In this precanned project, our goal is to simulate the image-warping effects that a camera experiences.
What I learned the most from this project was understanding how to make a demonstration of the problems that early cameras faced.
For example, pinhole cameras have a problem where a larger aperture allows more light but also more perspectives which can make a more blurry image. Similarly, depth of field is a phenomenon that modern cameras often struggle with.
Being able to simulate this from images without the phenomenon was very interesting.

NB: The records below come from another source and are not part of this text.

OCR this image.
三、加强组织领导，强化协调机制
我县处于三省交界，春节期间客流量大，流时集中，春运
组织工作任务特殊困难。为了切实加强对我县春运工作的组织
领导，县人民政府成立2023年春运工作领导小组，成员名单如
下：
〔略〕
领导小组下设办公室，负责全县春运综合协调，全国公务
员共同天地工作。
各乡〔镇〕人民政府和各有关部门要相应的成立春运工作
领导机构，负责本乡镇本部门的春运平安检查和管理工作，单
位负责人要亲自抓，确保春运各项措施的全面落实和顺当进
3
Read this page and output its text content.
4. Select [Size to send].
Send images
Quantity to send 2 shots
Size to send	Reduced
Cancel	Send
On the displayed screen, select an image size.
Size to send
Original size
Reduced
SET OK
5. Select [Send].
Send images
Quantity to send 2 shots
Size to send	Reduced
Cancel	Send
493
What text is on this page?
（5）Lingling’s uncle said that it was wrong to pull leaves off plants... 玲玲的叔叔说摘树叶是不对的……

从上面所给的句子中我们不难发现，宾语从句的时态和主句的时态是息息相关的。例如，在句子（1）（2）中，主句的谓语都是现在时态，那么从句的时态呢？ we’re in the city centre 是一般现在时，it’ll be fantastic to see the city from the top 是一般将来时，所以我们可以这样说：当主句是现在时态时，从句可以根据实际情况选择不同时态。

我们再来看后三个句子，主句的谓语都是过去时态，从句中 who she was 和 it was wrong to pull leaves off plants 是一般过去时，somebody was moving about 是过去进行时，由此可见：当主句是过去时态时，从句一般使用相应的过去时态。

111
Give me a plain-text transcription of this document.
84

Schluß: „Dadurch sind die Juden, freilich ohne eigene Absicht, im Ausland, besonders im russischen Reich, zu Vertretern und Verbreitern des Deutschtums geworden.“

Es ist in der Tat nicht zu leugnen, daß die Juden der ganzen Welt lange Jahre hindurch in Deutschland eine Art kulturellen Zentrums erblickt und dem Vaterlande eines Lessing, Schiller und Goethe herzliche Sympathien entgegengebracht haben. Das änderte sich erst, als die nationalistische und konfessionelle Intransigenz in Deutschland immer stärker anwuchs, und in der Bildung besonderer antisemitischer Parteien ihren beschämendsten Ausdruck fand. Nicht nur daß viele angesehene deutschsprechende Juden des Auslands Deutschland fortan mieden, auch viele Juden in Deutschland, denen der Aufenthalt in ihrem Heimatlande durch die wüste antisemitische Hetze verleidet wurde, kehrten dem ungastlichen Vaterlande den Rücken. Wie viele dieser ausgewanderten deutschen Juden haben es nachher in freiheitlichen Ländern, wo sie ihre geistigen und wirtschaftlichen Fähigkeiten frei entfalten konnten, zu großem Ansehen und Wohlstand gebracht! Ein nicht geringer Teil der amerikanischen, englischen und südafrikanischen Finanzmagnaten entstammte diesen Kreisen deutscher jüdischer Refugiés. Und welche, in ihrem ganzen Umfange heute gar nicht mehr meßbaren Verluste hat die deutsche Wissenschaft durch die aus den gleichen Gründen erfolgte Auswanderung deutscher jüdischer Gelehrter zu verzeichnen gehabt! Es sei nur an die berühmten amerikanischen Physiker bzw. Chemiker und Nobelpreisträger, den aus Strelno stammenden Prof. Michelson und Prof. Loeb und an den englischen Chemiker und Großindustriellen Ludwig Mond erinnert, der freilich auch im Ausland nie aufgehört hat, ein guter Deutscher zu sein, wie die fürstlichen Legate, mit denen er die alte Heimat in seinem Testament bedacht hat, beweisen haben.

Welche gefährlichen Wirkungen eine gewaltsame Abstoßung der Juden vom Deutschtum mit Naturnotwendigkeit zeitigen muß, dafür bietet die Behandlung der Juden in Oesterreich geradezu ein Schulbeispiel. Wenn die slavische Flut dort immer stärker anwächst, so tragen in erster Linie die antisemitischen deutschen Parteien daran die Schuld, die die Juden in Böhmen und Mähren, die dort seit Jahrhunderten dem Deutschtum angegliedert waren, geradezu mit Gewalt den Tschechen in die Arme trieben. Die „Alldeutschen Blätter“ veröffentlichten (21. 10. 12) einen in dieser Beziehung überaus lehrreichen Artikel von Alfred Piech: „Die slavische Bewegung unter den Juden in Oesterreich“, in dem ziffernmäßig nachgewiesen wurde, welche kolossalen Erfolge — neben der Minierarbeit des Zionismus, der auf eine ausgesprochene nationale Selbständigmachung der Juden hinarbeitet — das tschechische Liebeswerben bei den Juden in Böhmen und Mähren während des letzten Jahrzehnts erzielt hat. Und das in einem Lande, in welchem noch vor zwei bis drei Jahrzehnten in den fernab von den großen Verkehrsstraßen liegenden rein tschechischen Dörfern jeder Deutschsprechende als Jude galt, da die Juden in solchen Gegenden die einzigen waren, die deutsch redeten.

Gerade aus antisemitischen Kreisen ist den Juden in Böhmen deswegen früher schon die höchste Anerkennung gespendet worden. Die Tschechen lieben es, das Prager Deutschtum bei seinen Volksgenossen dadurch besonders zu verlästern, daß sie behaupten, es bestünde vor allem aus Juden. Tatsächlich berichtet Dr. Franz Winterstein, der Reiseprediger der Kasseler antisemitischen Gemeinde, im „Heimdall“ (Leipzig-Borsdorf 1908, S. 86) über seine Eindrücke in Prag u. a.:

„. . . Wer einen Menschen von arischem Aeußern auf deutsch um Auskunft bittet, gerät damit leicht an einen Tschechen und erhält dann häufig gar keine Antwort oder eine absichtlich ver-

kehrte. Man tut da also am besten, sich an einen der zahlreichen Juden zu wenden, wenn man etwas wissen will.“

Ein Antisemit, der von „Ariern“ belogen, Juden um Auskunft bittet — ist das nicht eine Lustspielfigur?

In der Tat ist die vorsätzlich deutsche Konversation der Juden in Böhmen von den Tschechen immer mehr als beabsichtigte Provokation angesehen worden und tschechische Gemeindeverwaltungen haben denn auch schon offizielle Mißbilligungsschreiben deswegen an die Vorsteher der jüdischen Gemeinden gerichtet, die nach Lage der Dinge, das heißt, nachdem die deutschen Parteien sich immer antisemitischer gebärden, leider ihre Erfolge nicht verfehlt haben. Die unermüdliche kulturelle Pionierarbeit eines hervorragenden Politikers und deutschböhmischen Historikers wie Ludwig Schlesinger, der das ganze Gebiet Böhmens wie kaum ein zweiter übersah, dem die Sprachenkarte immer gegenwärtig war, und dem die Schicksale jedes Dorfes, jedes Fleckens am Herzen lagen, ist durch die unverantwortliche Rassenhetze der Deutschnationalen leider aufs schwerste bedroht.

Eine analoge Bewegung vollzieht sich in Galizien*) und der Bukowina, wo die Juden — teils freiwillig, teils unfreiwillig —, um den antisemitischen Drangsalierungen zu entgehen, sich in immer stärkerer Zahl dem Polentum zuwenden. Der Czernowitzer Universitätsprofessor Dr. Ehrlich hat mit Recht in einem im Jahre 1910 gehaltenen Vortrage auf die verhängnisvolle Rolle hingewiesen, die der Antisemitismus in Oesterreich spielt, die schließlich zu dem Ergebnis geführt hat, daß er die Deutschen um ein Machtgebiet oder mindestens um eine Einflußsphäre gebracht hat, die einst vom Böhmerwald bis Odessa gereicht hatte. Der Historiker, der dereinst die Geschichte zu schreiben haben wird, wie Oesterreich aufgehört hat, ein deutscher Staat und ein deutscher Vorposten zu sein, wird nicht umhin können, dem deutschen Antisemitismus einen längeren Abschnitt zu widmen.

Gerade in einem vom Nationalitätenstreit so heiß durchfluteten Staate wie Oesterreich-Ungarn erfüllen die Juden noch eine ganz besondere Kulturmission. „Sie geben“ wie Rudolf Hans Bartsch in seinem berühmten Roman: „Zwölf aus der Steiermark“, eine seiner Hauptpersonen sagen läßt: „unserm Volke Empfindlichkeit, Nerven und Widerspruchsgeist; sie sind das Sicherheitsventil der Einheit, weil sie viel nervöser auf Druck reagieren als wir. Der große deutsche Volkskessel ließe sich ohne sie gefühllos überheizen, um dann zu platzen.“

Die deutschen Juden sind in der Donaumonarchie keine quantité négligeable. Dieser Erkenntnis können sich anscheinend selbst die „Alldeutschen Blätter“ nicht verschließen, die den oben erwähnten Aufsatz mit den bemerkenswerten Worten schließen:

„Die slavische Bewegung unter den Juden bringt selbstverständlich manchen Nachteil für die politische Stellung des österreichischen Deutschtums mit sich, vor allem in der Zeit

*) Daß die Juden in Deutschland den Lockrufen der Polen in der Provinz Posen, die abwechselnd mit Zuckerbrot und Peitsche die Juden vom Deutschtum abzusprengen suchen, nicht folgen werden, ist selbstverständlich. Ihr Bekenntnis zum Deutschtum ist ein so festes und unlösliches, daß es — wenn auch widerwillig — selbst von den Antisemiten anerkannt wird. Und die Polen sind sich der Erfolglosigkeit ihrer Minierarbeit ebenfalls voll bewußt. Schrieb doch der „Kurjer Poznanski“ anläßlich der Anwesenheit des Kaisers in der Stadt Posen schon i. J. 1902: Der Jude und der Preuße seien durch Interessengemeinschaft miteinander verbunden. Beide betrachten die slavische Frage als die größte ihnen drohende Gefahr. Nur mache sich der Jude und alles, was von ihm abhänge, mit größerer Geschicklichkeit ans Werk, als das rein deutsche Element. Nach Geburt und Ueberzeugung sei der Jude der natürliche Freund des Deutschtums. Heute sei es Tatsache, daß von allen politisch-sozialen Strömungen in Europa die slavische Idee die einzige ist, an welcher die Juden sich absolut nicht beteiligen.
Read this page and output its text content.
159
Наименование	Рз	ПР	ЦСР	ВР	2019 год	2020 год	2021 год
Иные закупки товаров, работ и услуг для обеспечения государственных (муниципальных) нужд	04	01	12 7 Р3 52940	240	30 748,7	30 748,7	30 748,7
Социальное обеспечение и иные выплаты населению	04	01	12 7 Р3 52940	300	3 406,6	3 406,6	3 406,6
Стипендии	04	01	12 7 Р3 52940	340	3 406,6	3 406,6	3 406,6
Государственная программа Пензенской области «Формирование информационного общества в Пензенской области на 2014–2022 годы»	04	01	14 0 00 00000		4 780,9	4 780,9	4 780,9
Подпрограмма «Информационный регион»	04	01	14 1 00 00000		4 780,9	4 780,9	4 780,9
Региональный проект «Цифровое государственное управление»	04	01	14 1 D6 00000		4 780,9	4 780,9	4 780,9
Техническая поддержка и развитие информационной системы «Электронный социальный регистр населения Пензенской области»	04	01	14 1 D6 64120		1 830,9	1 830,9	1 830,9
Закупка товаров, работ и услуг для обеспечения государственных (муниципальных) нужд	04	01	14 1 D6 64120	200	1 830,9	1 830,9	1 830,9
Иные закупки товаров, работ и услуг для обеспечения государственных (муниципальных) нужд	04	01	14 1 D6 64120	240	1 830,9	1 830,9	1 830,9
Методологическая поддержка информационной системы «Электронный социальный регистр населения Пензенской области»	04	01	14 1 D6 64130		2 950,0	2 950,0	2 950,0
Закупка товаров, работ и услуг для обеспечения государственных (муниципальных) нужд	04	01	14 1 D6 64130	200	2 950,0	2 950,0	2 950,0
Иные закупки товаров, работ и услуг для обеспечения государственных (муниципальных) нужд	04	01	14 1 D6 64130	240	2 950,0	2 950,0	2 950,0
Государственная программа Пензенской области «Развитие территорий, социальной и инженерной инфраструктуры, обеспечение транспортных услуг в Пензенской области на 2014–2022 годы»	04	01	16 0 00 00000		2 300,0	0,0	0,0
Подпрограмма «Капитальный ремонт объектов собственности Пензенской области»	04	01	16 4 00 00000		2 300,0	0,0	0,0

Depth Focusing with Image Averaging


The first part of this project was depth refocusing. Images are from the Stanford Light Field Archive.
Rectified coordinate data is given for images taken in a rectangular grid pattern.
To simulate focus depth, we apply a linear shift to the images, use affine warp to shift the images to the center location, and average all the images.
Depending on the amount of linear shift, the image average produces a different depth of field, as you can see in the gifs above.



Aperture Selection


Chess set with large aperture (including images with Euclidian distance up to 10000) and depth 70

Chess set with medium aperture (including images with Euclidian distance up to 100) and depth 70

Chess set with small aperture (including images with Euclidian distance up to 20) and depth 70

Flower with large aperture (including images with Euclidian distance up to 10000) and depth 70

Flower with medium aperture (including images with Euclidian distance up to 100) and depth 70

Flower with small aperture (including images with Euclidian distance up to 20) and depth 70

In the real world, a larger aperture size allows more perspectives to be incorporated into the final image.
Using the grid of images we have, we can simulate larger or smaller apertures by including/not including images that are nearer or farther away from our desired point of view. The results are shown above.